One thing that is really changing the way that I function is to bring God’s word into the situations that encapsulate me. This year has been a year where I’ve learnt that not always are my thoughts to be trusted, a conclusion that looks a bit terrifying, seeing as I have my mind to accompany me 24/7, all the time. But this has driven me to another conclusion: sometimes I think ‘what can I rely on for truth?’ and the answer is simple: God’s word. And his word tells me not to be anxious about anything but to pray about everything and so I’m learning to do that: to lift the situations that surround me up in prayer, to surrender my right to control and to figure out and to ‘let go and let God’. I say I’m learning because I am. It’s not always my first port of call to wrestle with the things that bug me before God, but He is good and I can always trust Him. He is always waiting. Even when I don’t know what to say, sometimes it’s just okay to sit in His presence, to cry and to let myself be healed.
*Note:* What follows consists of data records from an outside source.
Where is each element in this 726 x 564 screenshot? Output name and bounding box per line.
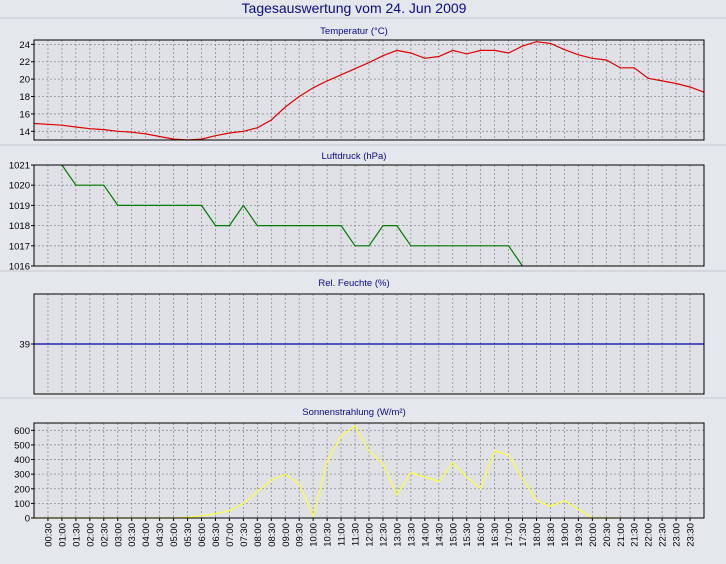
y-tick-label: 1020 bbox=[9, 181, 30, 192]
x-tick-label: 22:30 bbox=[658, 523, 669, 547]
x-tick-label: 04:00 bbox=[141, 523, 152, 547]
y-tick-label: 16 bbox=[19, 109, 30, 120]
x-tick-label: 18:30 bbox=[546, 523, 557, 547]
x-tick-label: 07:00 bbox=[225, 523, 236, 547]
x-tick-label: 02:00 bbox=[85, 523, 96, 547]
x-tick-label: 16:00 bbox=[476, 523, 487, 547]
plot-area bbox=[34, 423, 704, 518]
y-tick-label: 1018 bbox=[9, 221, 30, 232]
x-tick-label: 14:30 bbox=[434, 523, 445, 547]
y-tick-label: 400 bbox=[14, 455, 30, 466]
y-tick-label: 1019 bbox=[9, 201, 30, 212]
panel-title: Sonnenstrahlung (W/m²) bbox=[302, 407, 405, 418]
plot-frame bbox=[33, 293, 705, 395]
y-tick-label: 22 bbox=[19, 57, 30, 68]
chart-panels: Temperatur (°C) 14 16 18 20 22 24 Luftdruck (hP… bbox=[0, 17, 726, 525]
x-tick-label: 17:00 bbox=[504, 523, 515, 547]
plot-frame bbox=[33, 164, 705, 267]
y-tick-label: 20 bbox=[19, 75, 30, 86]
x-tick-label: 12:30 bbox=[379, 523, 390, 547]
x-tick-label: 03:30 bbox=[127, 523, 138, 547]
panel-4: Sonnenstrahlung (W/m²) 0 100 200 300 400 500 60… bbox=[0, 397, 726, 525]
x-tick-label: 04:30 bbox=[155, 523, 166, 547]
y-tick-label: 1017 bbox=[9, 241, 30, 252]
x-tick-label: 10:30 bbox=[323, 523, 334, 547]
series-line bbox=[34, 425, 621, 519]
x-tick-label: 18:00 bbox=[532, 523, 543, 547]
x-tick-label: 13:00 bbox=[392, 523, 403, 547]
y-tick-label: 1016 bbox=[9, 262, 30, 273]
x-tick-label: 10:00 bbox=[309, 523, 320, 547]
x-tick-label: 14:00 bbox=[420, 523, 431, 547]
panel-title: Rel. Feuchte (%) bbox=[318, 278, 389, 289]
panel-2: Luftdruck (hPa) 1016 1017 1018 1019 1020 1021 bbox=[0, 144, 726, 273]
x-tick-label: 00:30 bbox=[44, 523, 55, 547]
y-tick-label: 500 bbox=[14, 440, 30, 451]
y-tick-label: 39 bbox=[19, 340, 30, 351]
y-tick-label: 24 bbox=[19, 40, 30, 51]
x-tick-label: 22:00 bbox=[644, 523, 655, 547]
x-tick-label: 05:00 bbox=[169, 523, 180, 547]
x-tick-label: 15:30 bbox=[462, 523, 473, 547]
x-tick-label: 15:00 bbox=[448, 523, 459, 547]
x-tick-label: 19:00 bbox=[560, 523, 571, 547]
y-tick-label: 100 bbox=[14, 499, 30, 510]
x-tick-label: 06:30 bbox=[211, 523, 222, 547]
x-tick-label: 01:00 bbox=[57, 523, 68, 547]
y-tick-label: 1021 bbox=[9, 161, 30, 172]
x-tick-label: 20:00 bbox=[588, 523, 599, 547]
x-tick-label: 09:30 bbox=[295, 523, 306, 547]
series-line bbox=[33, 41, 705, 141]
x-tick-label: 07:30 bbox=[239, 523, 250, 547]
panel-title: Luftdruck (hPa) bbox=[322, 151, 387, 162]
x-tick-label: 09:00 bbox=[281, 523, 292, 547]
x-tick-label: 01:30 bbox=[71, 523, 82, 547]
plot-frame bbox=[33, 39, 705, 141]
x-tick-label: 20:30 bbox=[602, 523, 613, 547]
x-tick-label: 19:30 bbox=[574, 523, 585, 547]
x-tick-label: 02:30 bbox=[99, 523, 110, 547]
chart-title: Tagesauswertung vom 24. Jun 2009 bbox=[242, 0, 467, 16]
y-tick-label: 600 bbox=[14, 426, 30, 437]
x-tick-label: 06:00 bbox=[197, 523, 208, 547]
x-tick-label: 12:00 bbox=[365, 523, 376, 547]
x-tick-label: 08:30 bbox=[267, 523, 278, 547]
x-tick-label: 17:30 bbox=[518, 523, 529, 547]
x-tick-label: 23:30 bbox=[686, 523, 697, 547]
x-tick-label: 11:30 bbox=[351, 523, 362, 546]
x-tick-label: 16:30 bbox=[490, 523, 501, 547]
panel-title: Temperatur (°C) bbox=[320, 26, 388, 37]
x-axis-time: 00:30 01:00 01:30 02:00 02:30 03:00 03:30 04:00… bbox=[44, 518, 697, 547]
y-tick-label: 18 bbox=[19, 92, 30, 103]
x-tick-label: 23:00 bbox=[672, 523, 683, 547]
x-tick-label: 21:00 bbox=[616, 523, 627, 547]
y-tick-label: 14 bbox=[19, 127, 30, 138]
series-line bbox=[61, 164, 523, 267]
y-tick-label: 200 bbox=[14, 484, 30, 495]
x-tick-label: 05:30 bbox=[183, 523, 194, 547]
x-tick-label: 03:00 bbox=[113, 523, 124, 547]
panel-3: Rel. Feuchte (%) 39 bbox=[0, 270, 726, 395]
x-tick-label: 21:30 bbox=[630, 523, 641, 547]
panel-1: Temperatur (°C) 14 16 18 20 22 24 bbox=[0, 17, 726, 141]
x-tick-label: 11:00 bbox=[337, 523, 348, 546]
y-tick-label: 300 bbox=[14, 470, 30, 481]
y-tick-label: 0 bbox=[25, 514, 30, 525]
x-tick-label: 08:00 bbox=[253, 523, 264, 547]
x-tick-label: 13:30 bbox=[406, 523, 417, 547]
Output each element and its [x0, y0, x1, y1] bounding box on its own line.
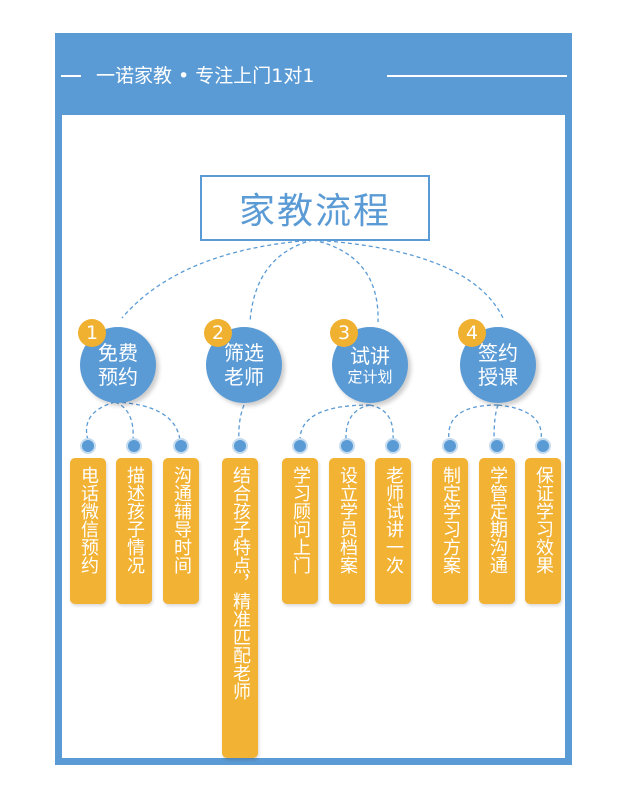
- connector-dot: [442, 438, 458, 454]
- step-number-badge: 2: [204, 319, 232, 347]
- step-title-title-line1: 筛选: [224, 341, 264, 365]
- connector-4c: [497, 404, 542, 441]
- connector-dot: [126, 438, 142, 454]
- connector-title-step3: [312, 239, 379, 323]
- step-title-title-line1: 试讲: [350, 344, 390, 368]
- connector-title-step4: [312, 239, 504, 319]
- connector-dot: [80, 438, 96, 454]
- step-item: 电话微信预约: [70, 458, 106, 604]
- step-item: 学习顾问上门: [282, 458, 318, 604]
- step-item: 学管定期沟通: [479, 458, 515, 604]
- connector-title-step1: [121, 239, 314, 319]
- step-item: 老师试讲一次: [375, 458, 411, 604]
- step-number-badge: 3: [330, 319, 358, 347]
- step-title-title-line1: 免费: [98, 341, 138, 365]
- connector-1b: [114, 401, 134, 441]
- connector-3c: [369, 404, 394, 441]
- step-number-badge: 1: [78, 319, 106, 347]
- step-title-title-line2: 预约: [98, 365, 138, 389]
- connector-dot: [173, 438, 189, 454]
- main-title: 家教流程: [200, 175, 430, 241]
- step-item: 沟通辅导时间: [163, 458, 199, 604]
- step-title-title-line2: 老师: [224, 365, 264, 389]
- connector-dot: [489, 438, 505, 454]
- connector-4b: [493, 404, 499, 441]
- connector-dot: [232, 438, 248, 454]
- header-rule-left: [61, 75, 81, 77]
- step-item: 保证学习效果: [525, 458, 561, 604]
- connector-dot: [292, 438, 308, 454]
- header-rule-right: [387, 75, 567, 77]
- step-circle: 签约 授课: [460, 327, 536, 403]
- connector-2a: [238, 404, 245, 441]
- connector-4a: [448, 404, 499, 441]
- connector-3b: [345, 404, 371, 441]
- step-number-badge: 4: [458, 319, 486, 347]
- step-item: 设立学员档案: [329, 458, 365, 604]
- connector-dot: [339, 438, 355, 454]
- header-title: 一诺家教 • 专注上门1对1: [96, 65, 315, 87]
- connector-1a: [86, 401, 116, 441]
- step-title-title-line1: 签约: [478, 341, 518, 365]
- connector-dot: [385, 438, 401, 454]
- connector-dot: [535, 438, 551, 454]
- step-title-title-line2: 定计划: [347, 368, 393, 386]
- connector-title-step2: [249, 239, 314, 323]
- header: 一诺家教 • 专注上门1对1: [55, 33, 572, 115]
- step-item: 结合孩子特点，精准匹配老师: [222, 458, 258, 758]
- step-title-title-line2: 授课: [478, 365, 518, 389]
- connector-1c: [114, 401, 181, 441]
- connector-3a: [299, 404, 371, 441]
- step-item: 制定学习方案: [432, 458, 468, 604]
- step-item: 描述孩子情况: [116, 458, 152, 604]
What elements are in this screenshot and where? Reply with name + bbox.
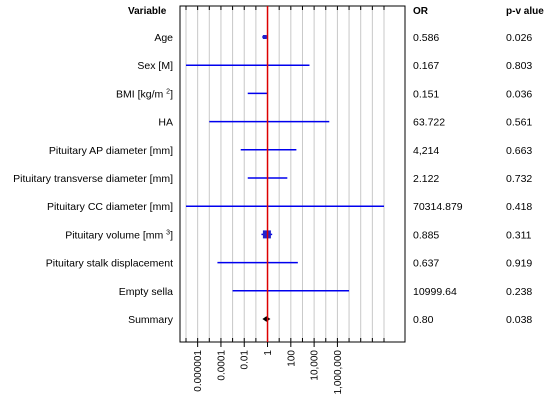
estimate-marker xyxy=(262,35,267,39)
row-label-text: Pituitary volume [mm xyxy=(65,229,166,241)
grid-lines xyxy=(185,6,385,342)
x-tick-label: 10,000 xyxy=(310,350,321,381)
row-label-text: HA xyxy=(158,117,173,129)
row-label-text: Pituitary stalk displacement xyxy=(46,258,173,270)
x-tick-label: 100 xyxy=(286,350,297,367)
forest-row: Summary 0.80 0.038 xyxy=(128,314,532,326)
row-label: Pituitary CC diameter [mm] xyxy=(47,201,173,213)
or-value: 63.722 xyxy=(413,117,445,129)
row-label: Pituitary volume [mm 3] xyxy=(65,229,173,241)
minor-ticks xyxy=(185,6,385,342)
p-value: 0.663 xyxy=(506,145,532,157)
or-value: 0.637 xyxy=(413,258,439,270)
or-value: 0.586 xyxy=(413,32,439,44)
or-value: 70314.879 xyxy=(413,201,463,213)
row-label: Sex [M] xyxy=(137,60,173,72)
row-label-sup: 3 xyxy=(166,229,170,236)
row-label-text: BMI [kg/m xyxy=(116,88,166,100)
p-value: 0.026 xyxy=(506,32,532,44)
row-label-text: Age xyxy=(154,32,173,44)
p-value: 0.803 xyxy=(506,60,532,72)
row-label: Pituitary stalk displacement xyxy=(46,258,173,270)
header-pvalue: p-v alue xyxy=(506,6,544,17)
row-label-text: Summary xyxy=(128,314,174,326)
row-label-text: Empty sella xyxy=(119,286,173,298)
forest-row: Pituitary AP diameter [mm] 4,214 0.663 xyxy=(49,145,533,157)
row-label-end: ] xyxy=(170,229,173,241)
row-label: Age xyxy=(154,32,173,44)
or-value: 0.151 xyxy=(413,88,439,100)
or-value: 2.122 xyxy=(413,173,439,185)
x-axis-ticks: 0.000001 0.0001 0.01 1 100 10,000 1,000,000 xyxy=(193,342,344,395)
or-value: 10999.64 xyxy=(413,286,457,298)
x-tick-label: 0.01 xyxy=(240,350,251,370)
p-value: 0.732 xyxy=(506,173,532,185)
row-label-end: ] xyxy=(170,88,173,100)
row-label-sup: 2 xyxy=(166,88,170,95)
x-tick-label: 0.0001 xyxy=(216,350,227,381)
row-label-text: Pituitary CC diameter [mm] xyxy=(47,201,173,213)
x-tick-label: 1 xyxy=(263,350,274,356)
row-label: Summary xyxy=(128,314,174,326)
row-label-text: Pituitary AP diameter [mm] xyxy=(49,145,173,157)
or-value: 0.80 xyxy=(413,314,434,326)
row-label: Empty sella xyxy=(119,286,173,298)
forest-row: HA 63.722 0.561 xyxy=(158,117,532,129)
or-value: 4,214 xyxy=(413,145,439,157)
row-label-text: Pituitary transverse diameter [mm] xyxy=(13,173,173,185)
forest-row: Pituitary stalk displacement 0.637 0.919 xyxy=(46,258,533,270)
summary-diamond xyxy=(262,316,271,322)
x-tick-label: 1,000,000 xyxy=(333,350,344,395)
header-variable: Variable xyxy=(128,6,167,17)
row-label: Pituitary transverse diameter [mm] xyxy=(13,173,173,185)
row-label-text: Sex [M] xyxy=(137,60,173,72)
forest-row: BMI [kg/m 2] 0.151 0.036 xyxy=(116,88,532,100)
forest-row: Sex [M] 0.167 0.803 xyxy=(137,60,532,72)
p-value: 0.036 xyxy=(506,88,532,100)
forest-row: Pituitary transverse diameter [mm] 2.122 0… xyxy=(13,173,532,185)
forest-row: Age 0.586 0.026 xyxy=(154,32,532,44)
p-value: 0.238 xyxy=(506,286,532,298)
p-value: 0.311 xyxy=(506,229,532,241)
forest-row: Empty sella 10999.64 0.238 xyxy=(119,286,533,298)
row-label: Pituitary AP diameter [mm] xyxy=(49,145,173,157)
row-label: HA xyxy=(158,117,173,129)
or-value: 0.167 xyxy=(413,60,439,72)
row-label: BMI [kg/m 2] xyxy=(116,88,173,100)
plot-frame xyxy=(179,5,406,343)
forest-row: Pituitary CC diameter [mm] 70314.879 0.418 xyxy=(47,201,532,213)
header-or: OR xyxy=(413,6,429,17)
x-tick-label: 0.000001 xyxy=(193,350,204,392)
or-value: 0.885 xyxy=(413,229,439,241)
p-value: 0.418 xyxy=(506,201,532,213)
p-value: 0.038 xyxy=(506,314,532,326)
p-value: 0.561 xyxy=(506,117,532,129)
p-value: 0.919 xyxy=(506,258,532,270)
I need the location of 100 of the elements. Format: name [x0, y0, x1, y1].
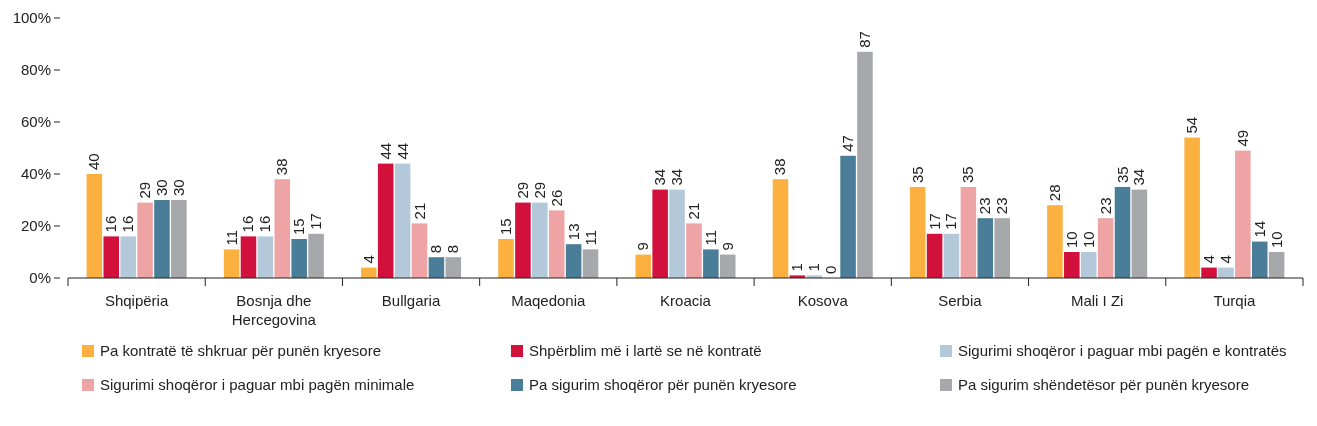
y-tick-label: 0%: [29, 269, 51, 287]
data-label: 28: [1045, 184, 1063, 202]
data-label: 35: [908, 166, 926, 183]
data-label: 23: [976, 197, 994, 215]
bar: [86, 174, 103, 278]
bar: [223, 249, 240, 278]
bar: [582, 249, 599, 278]
data-label: 29: [513, 181, 531, 199]
bar: [515, 202, 531, 278]
bar: [137, 202, 153, 278]
bar: [532, 202, 548, 278]
bar: [103, 236, 120, 278]
legend-label: Sigurimi shoqëror i paguar mbi pagën minimale: [100, 376, 415, 394]
bar: [394, 163, 411, 278]
data-label: 8: [427, 244, 445, 254]
data-label: 35: [1113, 166, 1131, 183]
x-tick-label: Shqipëria: [104, 292, 169, 309]
data-label: 21: [410, 202, 428, 220]
data-label: 16: [239, 215, 257, 233]
bar: [909, 187, 926, 278]
data-label: 38: [771, 158, 789, 176]
y-tick-label: 100%: [12, 9, 51, 27]
bar: [669, 189, 685, 278]
bar: [1131, 189, 1148, 278]
bar: [548, 210, 565, 278]
bar: [926, 233, 943, 278]
data-label: 17: [925, 213, 943, 230]
bar: [943, 233, 960, 278]
data-label: 10: [1267, 231, 1285, 248]
data-label: 8: [444, 244, 462, 254]
x-tick-label: Turqia: [1213, 292, 1257, 309]
data-label: 23: [993, 197, 1011, 215]
y-tick-label: 60%: [20, 113, 51, 131]
data-label: 11: [701, 229, 719, 246]
legend-label: Pa sigurim shëndetësor për punën kryesore: [958, 376, 1249, 394]
data-label: 34: [1130, 168, 1148, 186]
bar: [703, 249, 719, 278]
data-label: 49: [1233, 129, 1251, 147]
bar: [171, 200, 187, 278]
bar: [772, 179, 789, 278]
data-label: 87: [855, 31, 873, 48]
data-label: 34: [651, 168, 669, 186]
data-label: 1: [805, 263, 823, 272]
bar: [686, 223, 702, 278]
data-label: 10: [1079, 231, 1097, 248]
bar: [960, 187, 977, 278]
bar: [1097, 218, 1114, 278]
bar: [257, 236, 274, 278]
bar: [240, 236, 257, 278]
y-tick-label: 80%: [20, 61, 51, 79]
data-label: 26: [547, 189, 565, 207]
x-tick-label: Serbia: [938, 292, 983, 309]
x-tick-label: Kroacia: [660, 292, 712, 309]
bar: [1080, 252, 1097, 278]
bar: [1268, 252, 1285, 278]
data-label: 10: [1062, 231, 1080, 248]
x-tick-label: Bosnja dhe Hercegovina: [231, 292, 317, 328]
bar: [565, 244, 582, 278]
data-label: 44: [376, 142, 394, 160]
data-label: 17: [307, 213, 325, 230]
data-label: 11: [222, 229, 240, 246]
bar: [428, 257, 445, 278]
bar: [719, 254, 736, 278]
data-label: 15: [497, 218, 515, 235]
x-tick-label: Kosova: [797, 292, 849, 309]
data-label: 16: [119, 215, 137, 233]
x-tick-label: Maqedonia: [511, 292, 587, 309]
bar: [120, 236, 136, 278]
y-tick-label: 40%: [20, 165, 51, 183]
data-label: 54: [1183, 116, 1201, 134]
bar: [994, 218, 1010, 278]
data-label: 30: [152, 179, 170, 196]
data-label: 16: [102, 215, 120, 233]
bar: [1064, 252, 1080, 278]
data-label: 47: [839, 135, 857, 152]
bar: [1235, 150, 1251, 278]
bar: [1114, 187, 1131, 278]
data-label: 29: [530, 181, 548, 199]
x-tick-label: Bullgaria: [381, 292, 441, 309]
data-label: 44: [393, 142, 411, 160]
data-label: 17: [942, 213, 960, 230]
legend-label: Shpërblim më i lartë se në kontratë: [529, 342, 762, 360]
data-label: 21: [684, 202, 702, 220]
bar: [1047, 205, 1063, 278]
bar: [977, 218, 994, 278]
data-label: 9: [718, 242, 736, 251]
bar: [308, 233, 324, 278]
bar: [274, 179, 291, 278]
bar: [154, 200, 170, 278]
data-label: 13: [564, 223, 582, 241]
data-label: 35: [959, 166, 977, 183]
bar: [377, 163, 394, 278]
data-label: 16: [256, 215, 274, 233]
legend-label: Pa sigurim shoqëror për punën kryesore: [529, 376, 797, 394]
y-tick-label: 20%: [20, 217, 51, 235]
bar: [635, 254, 652, 278]
data-label: 4: [1200, 255, 1218, 264]
bar: [840, 155, 856, 278]
data-label: 34: [668, 168, 686, 186]
data-label: 29: [136, 181, 154, 199]
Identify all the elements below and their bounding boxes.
5.) There is purpose in pain.
God’s healing power has shown up this year. At one point, earlier in the year I was hurting, not that I’m hurt free now but it had a dominating power over my life. I acknowledge the fact that the pain I have experienced is not but a fraction of the pain some others have felt, but nevertheless I have learnt a small bit about pain (I’m sure there is lots more I’ll be taught!). I read a devotional where the author articulated that pain has a purpose: if we were sick and had no pain, we would be unaware of our sickness and so would not seek healing or medical care, which would, of course, be detrimental to our health. So in order to be healthy, pain is to be accepted and to be felt and we are to be healed. Our pain is a chance for God to transform us, to show Himself to us in a new way and to glorify Him. And so I got the chance to sit and to cry out to Him, to desperately plead for him to stitch my wounds together and to let him open up my hurts, clean them out with antiseptic and let the sore take its time to heal. I learned to sit before Him and feel the pain and to accept the change and growth that healing brings.
6.) Laughter is lovely.
Seriously. Sometimes I can be so serious but it’s good to have fun. To spend these precious days filled with laughing, sometimes just about ridiculous things that don’t make sense. One of the best feelings is an aching belly after a good, hearty laugh. And the way a persons’ eyes can glow alive after a good fit of laughter is an attractive thing.
There’s definitely more I’ve learnt in the past few months that is still unwritten but I like the way that when I look back on these words in a few months, or a few years which I’m sure I will (hello future me!!), I will be flung back into this moment and remember the place I was at this year.